When was the last time I bought into the magic of life? Without looking for the strings, calling out flaws and faults or filling the air with my cynicism? What’s the big deal with putting on that blindfold and playing the fool? I’m so afraid of being taken for a fool. I’ve forgotten how good it feels to let go. I contemplated enlisting after high school. I vividly recall sitting in my truck as my big cousin talked me out of it. “You’d be pimpin’ yourself out to the government,” he said, “they don’t give a fuck about us.” Although I was selling him crack at the time, I felt he made a good point. Since my uncles were tax-evading construction workers, my cousins used and sold drugs, my mom smoked weed and used to hang around Cubans who personified Tony Montana from Scarface, I never considered the system ever to have our best interests in mind. To become a cop or join the military would’ve been an intentional deviation and be considered a betrayal. We saw ourselves as untrained soldiers in the streets fighting for our American Dream of money, power and respect.
It’s all part of buying into that same illusion of a childhood magic trick. Despite the details of allegiance, culture or environment, the base mold of a person capable of using violence against another for whatever reason is similar. Every soldier has their justifications. The police feel entitled because their violence is sanctioned and they operate with immunity, even when they kill unarmed people. The military goes into foreign countries with a license to kill because politicians gave them permission. I grew up believing I had a right to defend myself and didn’t ask for permission because I wasn’t the only one with a gun on the streets.
The question becomes how we view the righteousness of the purpose. I’m not trying to justify violence or discredit law or military enforcement; I’m merely looking for solidarity with this soldier.
When I was young, life was a river I was barreled down in a boat I didn’t buy, with people I didn’t choose, seeing banks I didn’t feel I had access to. I wonder about people who are born into law enforcement or military families or soldiers across continents who are birthed in warzones. Aren’t they operating from similar ideologies? Isn’t the spirit of the things we do more universal and not as black and white as a right or wrong based on a government’s permission?
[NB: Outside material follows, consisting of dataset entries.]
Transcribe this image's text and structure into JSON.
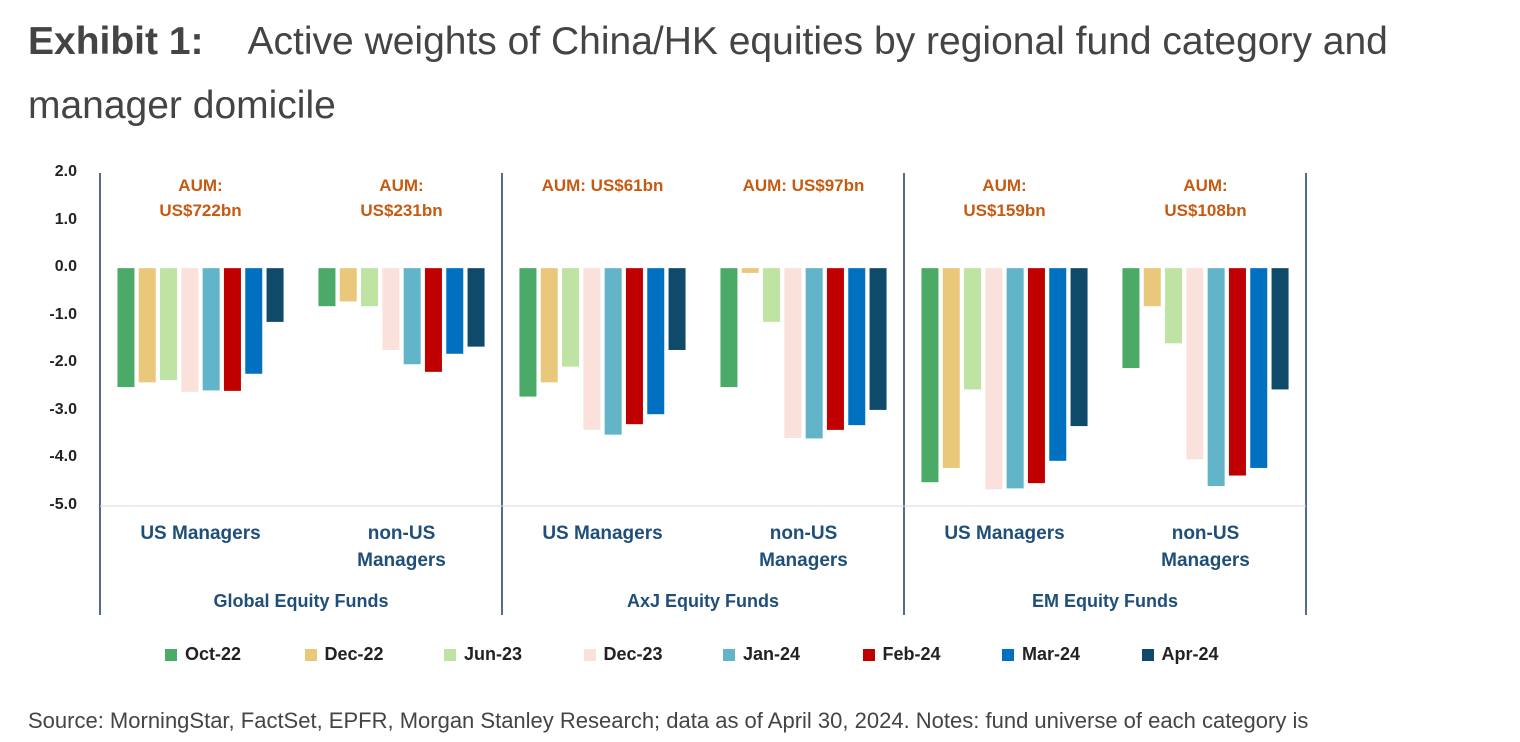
{
  "chart_data": {
    "type": "bar",
    "exhibit_label": "Exhibit 1:",
    "title": "Active weights of China/HK equities by regional fund category and manager domicile",
    "categories": [
      "US Managers",
      "non-US Managers",
      "US Managers",
      "non-US Managers",
      "US Managers",
      "non-US Managers"
    ],
    "groups": [
      "Global Equity Funds",
      "AxJ Equity Funds",
      "EM Equity Funds"
    ],
    "annotations": [
      "AUM: US$722bn",
      "AUM: US$231bn",
      "AUM: US$61bn",
      "AUM: US$97bn",
      "AUM: US$159bn",
      "AUM: US$108bn"
    ],
    "series": [
      {
        "name": "Oct-22",
        "color": "#4caa68",
        "values": [
          -2.5,
          -0.8,
          -2.7,
          -2.5,
          -4.5,
          -2.1
        ]
      },
      {
        "name": "Dec-22",
        "color": "#e9c87b",
        "values": [
          -2.4,
          -0.7,
          -2.4,
          -0.1,
          -4.2,
          -0.8
        ]
      },
      {
        "name": "Jun-23",
        "color": "#bfe3a3",
        "values": [
          -2.35,
          -0.8,
          -2.07,
          -1.13,
          -2.55,
          -1.58
        ]
      },
      {
        "name": "Dec-23",
        "color": "#fbe1dc",
        "values": [
          -2.6,
          -1.72,
          -3.4,
          -3.57,
          -4.65,
          -4.02
        ]
      },
      {
        "name": "Jan-24",
        "color": "#62b5c8",
        "values": [
          -2.57,
          -2.02,
          -3.5,
          -3.58,
          -4.63,
          -4.58
        ]
      },
      {
        "name": "Feb-24",
        "color": "#c00000",
        "values": [
          -2.58,
          -2.18,
          -3.28,
          -3.4,
          -4.52,
          -4.36
        ]
      },
      {
        "name": "Mar-24",
        "color": "#0070c0",
        "values": [
          -2.22,
          -1.8,
          -3.07,
          -3.3,
          -4.05,
          -4.2
        ]
      },
      {
        "name": "Apr-24",
        "color": "#0f4a6a",
        "values": [
          -1.13,
          -1.65,
          -1.72,
          -2.98,
          -3.32,
          -2.55
        ]
      }
    ],
    "ylim": [
      -5,
      2
    ],
    "yticks": [
      {
        "value": 2,
        "label": "2.0"
      },
      {
        "value": 1,
        "label": "1.0"
      },
      {
        "value": 0,
        "label": "0.0"
      },
      {
        "value": -1,
        "label": "-1.0"
      },
      {
        "value": -2,
        "label": "-2.0"
      },
      {
        "value": -3,
        "label": "-3.0"
      },
      {
        "value": -4,
        "label": "-4.0"
      },
      {
        "value": -5,
        "label": "-5.0"
      }
    ],
    "grid": false,
    "legend": "bottom",
    "source": "Source: MorningStar, FactSet, EPFR, Morgan Stanley Research; data as of April 30, 2024. Notes: fund universe of each category is"
  }
}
I know we got a few irons in the fire, but I meant to ask you more about the enlightenment you experienced on that beach. I’ve been struggling with depression my whole life and have recently felt more at peace than ever before. Do you think art, purpose, and maybe fine-tuning craft could somehow help to re-wire our brains and turn these shadowed elements into a function as opposed to seeing them as an illness or dysfunction? I can’t even imagine who I’d be without my ability to see in my dark — all the beauty I’ve discovered!
Okay my friend, stay enveloped in love & blessings. I am so thankful for you.